There's no standard design to the magical beings in the movie, just as there weren't in "Fantastic Planet" or "Yellow Submarine." It's a polyglot, a potluck, and all the more playful for that reason. The opera singer Selma has aspects of the water-drinking bird and probably a half-dozen classic toys. There are creatures that look like they came out of a Miyazaki movie (including a spider-legged creature that could be a cousin of the soot creatures in "Spirited Away") and landscapes that might've been pieced together from overlapping pieces of carefully-cut construction paper. The story is mostly "these girls want to get back home," but there's a buried layer of secondary inferences and meanings that might not be noticed by young children, such as the theme of transforming grief into art (the author of the Sirocco books has modeled the character of Selma on her sister, and it seems as if it's her way of bringing her back, if you catch my meaning). It's a subtle movie in every way, even in its bold imagining of characters and landscapes.

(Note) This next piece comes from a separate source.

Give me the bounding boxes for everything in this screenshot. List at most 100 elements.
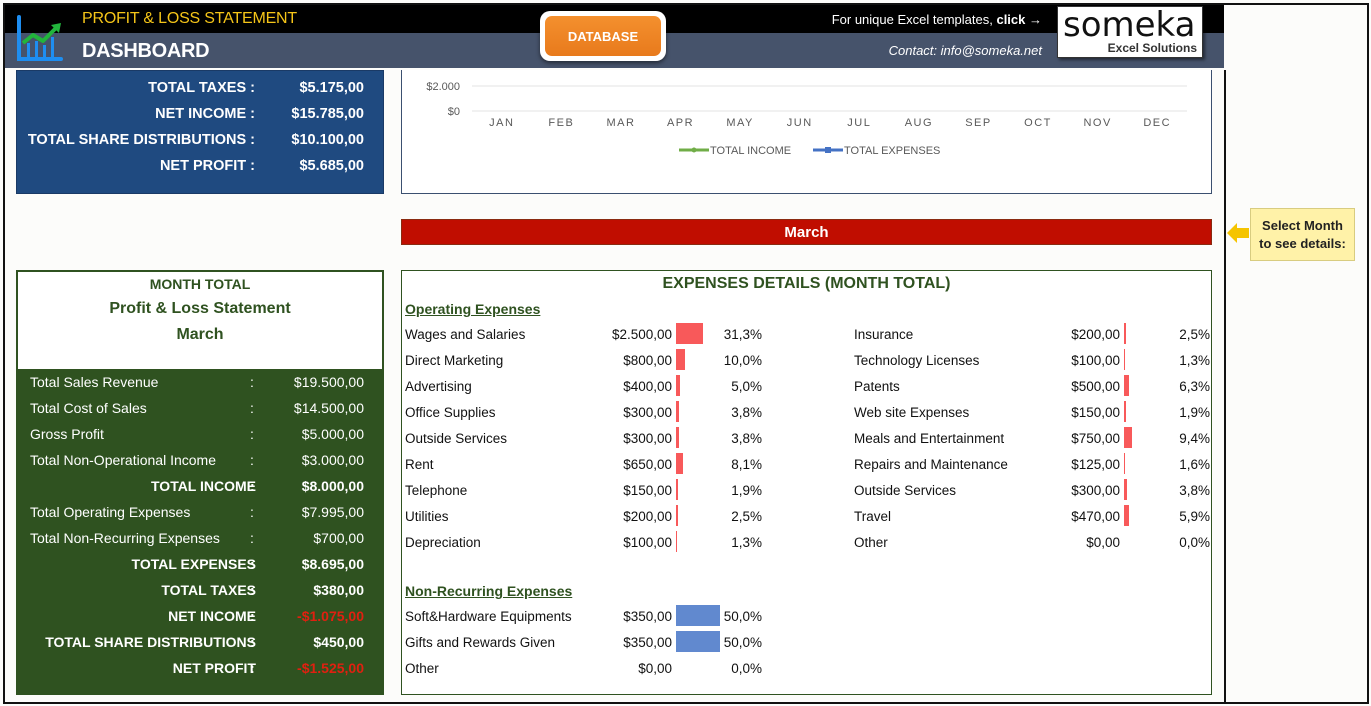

We've gotten used to thinking that animation must be made within a very narrow bandwidth of style to be considered commercially releasable: you know, the "three-dimensional" kind of animation that either tends towards photorealism (and what's the point of that, honestly?) or that makes all of its characters look kind of like bobblehead dolls or Funko Pop characters, with oversized heads and sped-up limbs and overdone facial expressions (the "DreamWorks face" is the worst) and tops it all off with a soundtrack of overly familiar pop songs, often deployed in the most crushingly literal manner. A phrase that came to mind about halfway through "Sirocco" was "mental palate cleanser." It clears out all the preconceptions that corporate animation has encrusted upon the moviegoing imagination and turns it loose to fly again.